En un termómetro, hay bajo cero y sobre cero. La primera conversión es salir de bajo cero, y la conversión permanente, es estar ya sobre cero, e ir dejando al hombre viejo y llegar a plenitud del hombre nuevo, según la invitación a ascender, el Espíritu Santo en nuestro interior nos impulsa a hacerlo. Es dejar morir al hombre viejo, al pecado, a la carne; y caminar y ascender hasta la total transformación en Jesús.

"Jesús llega" por tanto debemos convertirnos hacia El: ese es el único modo de recibirlo, aceptarlo. A veces los sentimientos favorables nos hacen creer que aceptamos a Dios, pero el testimonio del Bautista, en él mismo, muestra qué es aceptar a Dios: cambiar de vida, dejar de lado lo terrenal y lo aparente de este mundo

“Jesús llega” por tanto debemos convertirnos hacia El: ese es el único modo de recibirlo, aceptarlo. A veces los sentimientos favorables nos hacen creer que aceptamos a Dios, pero el testimonio del Bautista, en él mismo, muestra qué es aceptar a Dios: cambiar de vida, dejar de lado lo terrenal y lo aparente de este mundo

Convertirse es vivir más

La conversión es un ejercicio permanente en la vida del cristiano. Es, no solo salir del pozo abismal de la oscuridad y caminar a pleno día en el llano, sino que es ir muriendo cada vez más, subir dando pasos, no quedarse estancado o instalado; la meta es la cima de la montaña: ser otro Cristo.

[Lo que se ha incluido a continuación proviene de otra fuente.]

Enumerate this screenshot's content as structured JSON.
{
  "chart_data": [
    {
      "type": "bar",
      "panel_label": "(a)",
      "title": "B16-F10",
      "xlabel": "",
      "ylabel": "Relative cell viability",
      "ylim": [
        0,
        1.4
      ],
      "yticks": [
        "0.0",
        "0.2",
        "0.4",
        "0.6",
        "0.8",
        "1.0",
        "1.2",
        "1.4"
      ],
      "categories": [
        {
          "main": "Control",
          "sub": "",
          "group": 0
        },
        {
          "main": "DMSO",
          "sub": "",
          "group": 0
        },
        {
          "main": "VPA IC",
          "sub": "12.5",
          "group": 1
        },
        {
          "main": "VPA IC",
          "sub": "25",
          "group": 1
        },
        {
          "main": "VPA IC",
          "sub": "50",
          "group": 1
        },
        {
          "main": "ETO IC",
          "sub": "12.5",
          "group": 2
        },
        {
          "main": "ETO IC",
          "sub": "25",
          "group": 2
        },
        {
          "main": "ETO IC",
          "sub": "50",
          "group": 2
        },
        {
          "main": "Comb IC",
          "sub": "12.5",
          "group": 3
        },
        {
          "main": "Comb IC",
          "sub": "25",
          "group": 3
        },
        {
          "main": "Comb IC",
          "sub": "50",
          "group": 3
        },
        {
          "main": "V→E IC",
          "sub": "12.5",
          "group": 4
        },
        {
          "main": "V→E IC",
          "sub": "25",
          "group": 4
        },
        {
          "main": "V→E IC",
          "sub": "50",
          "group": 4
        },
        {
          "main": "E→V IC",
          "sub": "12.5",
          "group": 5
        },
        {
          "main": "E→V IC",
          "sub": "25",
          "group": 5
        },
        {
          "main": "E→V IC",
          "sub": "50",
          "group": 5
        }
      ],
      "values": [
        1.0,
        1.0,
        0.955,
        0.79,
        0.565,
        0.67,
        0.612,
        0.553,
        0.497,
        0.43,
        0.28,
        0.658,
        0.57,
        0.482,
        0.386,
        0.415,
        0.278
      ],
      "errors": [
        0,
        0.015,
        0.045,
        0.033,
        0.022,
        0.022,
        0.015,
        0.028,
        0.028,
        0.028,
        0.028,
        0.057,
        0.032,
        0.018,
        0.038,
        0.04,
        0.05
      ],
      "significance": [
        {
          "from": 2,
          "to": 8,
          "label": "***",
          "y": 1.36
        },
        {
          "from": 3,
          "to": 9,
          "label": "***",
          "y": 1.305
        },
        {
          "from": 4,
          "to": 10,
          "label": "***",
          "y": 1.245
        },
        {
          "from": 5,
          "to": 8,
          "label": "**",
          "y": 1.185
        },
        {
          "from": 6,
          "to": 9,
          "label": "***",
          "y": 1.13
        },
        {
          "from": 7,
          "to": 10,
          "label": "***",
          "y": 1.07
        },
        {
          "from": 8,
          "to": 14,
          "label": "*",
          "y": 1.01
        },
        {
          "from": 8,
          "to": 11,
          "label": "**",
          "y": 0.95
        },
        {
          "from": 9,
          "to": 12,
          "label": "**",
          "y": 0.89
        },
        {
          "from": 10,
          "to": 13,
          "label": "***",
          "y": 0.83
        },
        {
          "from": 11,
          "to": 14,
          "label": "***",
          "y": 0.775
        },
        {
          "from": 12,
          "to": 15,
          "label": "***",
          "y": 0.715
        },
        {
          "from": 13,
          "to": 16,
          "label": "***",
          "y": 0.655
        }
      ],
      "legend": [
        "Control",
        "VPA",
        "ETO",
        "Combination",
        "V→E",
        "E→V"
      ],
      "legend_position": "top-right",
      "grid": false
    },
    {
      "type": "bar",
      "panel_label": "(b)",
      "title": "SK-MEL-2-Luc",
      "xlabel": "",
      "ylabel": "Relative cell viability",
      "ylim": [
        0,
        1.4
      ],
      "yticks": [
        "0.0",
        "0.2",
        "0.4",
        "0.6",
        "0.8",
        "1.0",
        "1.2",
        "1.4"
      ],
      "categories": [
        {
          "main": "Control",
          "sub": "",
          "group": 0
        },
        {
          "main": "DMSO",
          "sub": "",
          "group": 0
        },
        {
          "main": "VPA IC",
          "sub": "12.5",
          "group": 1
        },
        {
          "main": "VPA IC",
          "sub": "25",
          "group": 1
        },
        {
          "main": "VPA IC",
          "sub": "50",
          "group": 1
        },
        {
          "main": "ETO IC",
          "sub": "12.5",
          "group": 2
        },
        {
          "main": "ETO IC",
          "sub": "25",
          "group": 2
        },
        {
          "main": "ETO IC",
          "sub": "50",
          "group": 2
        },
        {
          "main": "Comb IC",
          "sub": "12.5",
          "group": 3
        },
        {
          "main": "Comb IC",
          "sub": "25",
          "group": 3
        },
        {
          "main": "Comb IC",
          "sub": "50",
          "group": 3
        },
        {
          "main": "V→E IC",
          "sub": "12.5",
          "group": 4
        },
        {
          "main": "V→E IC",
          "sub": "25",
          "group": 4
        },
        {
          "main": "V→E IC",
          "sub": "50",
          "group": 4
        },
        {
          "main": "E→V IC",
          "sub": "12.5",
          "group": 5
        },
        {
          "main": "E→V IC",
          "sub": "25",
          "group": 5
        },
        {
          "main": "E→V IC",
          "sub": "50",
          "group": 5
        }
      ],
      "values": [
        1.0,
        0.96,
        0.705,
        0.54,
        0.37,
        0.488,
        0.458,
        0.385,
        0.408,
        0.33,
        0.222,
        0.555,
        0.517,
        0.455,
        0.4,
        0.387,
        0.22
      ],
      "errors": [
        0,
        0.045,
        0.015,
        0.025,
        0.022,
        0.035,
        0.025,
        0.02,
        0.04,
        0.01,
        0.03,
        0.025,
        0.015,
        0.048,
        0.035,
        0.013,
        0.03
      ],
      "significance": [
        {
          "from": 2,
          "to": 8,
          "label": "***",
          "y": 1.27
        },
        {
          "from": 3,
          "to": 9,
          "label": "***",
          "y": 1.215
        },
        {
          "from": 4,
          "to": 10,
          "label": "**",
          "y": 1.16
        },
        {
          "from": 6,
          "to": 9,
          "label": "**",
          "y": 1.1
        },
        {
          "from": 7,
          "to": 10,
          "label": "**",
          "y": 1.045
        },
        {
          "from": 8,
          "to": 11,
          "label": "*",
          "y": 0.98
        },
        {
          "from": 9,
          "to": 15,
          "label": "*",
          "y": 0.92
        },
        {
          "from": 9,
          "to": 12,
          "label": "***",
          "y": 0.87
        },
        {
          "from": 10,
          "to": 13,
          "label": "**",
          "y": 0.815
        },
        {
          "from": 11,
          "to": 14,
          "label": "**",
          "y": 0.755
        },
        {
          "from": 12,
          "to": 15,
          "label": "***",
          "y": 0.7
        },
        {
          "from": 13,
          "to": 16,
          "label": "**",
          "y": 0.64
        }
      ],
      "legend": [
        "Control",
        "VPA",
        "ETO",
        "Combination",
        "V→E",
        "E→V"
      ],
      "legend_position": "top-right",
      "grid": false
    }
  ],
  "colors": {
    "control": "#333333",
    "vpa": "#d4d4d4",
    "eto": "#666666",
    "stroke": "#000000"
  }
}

Por eso no necesitamos saber hacia dónde nos dirigimos: de lo malo a lo bueno, de menos a más, de lo bueno a algo mejor. Cuando pensamos en la conversión, no pensamos solo en haber salido hace tiempo ya de la hondura, no pensemos solo en no haber cometido ningún pecado mortal, y no haber perdido el estado de gracia, pensemos en vivir la alegría de la salvación.

Llegamos a la mitad y, ¿Qué frutos tenemos?

Preguntémonos, ¿Qué tanto he subido y acrecentado mi fe, o sigo en el llano?; conversión es caminar y salir de, para ir hacia: del grado uno al grado dos, del dos al diez, del diez al veinte, y no termina nunca. Lo podremos hacer sólo en apertura y docilidad al Espíritu.

Preparen el camino, “Jesús llega” y, ¿Qué mejor manera de prepararlo que buscando ahora la reconciliación con Dios? Durante una semana busquemos la confesión, para que cuando llegue la Navidad, estemos bien preparados interiormente, uniéndonos a Jesús y a los hermanos en la Santísima Eucaristía.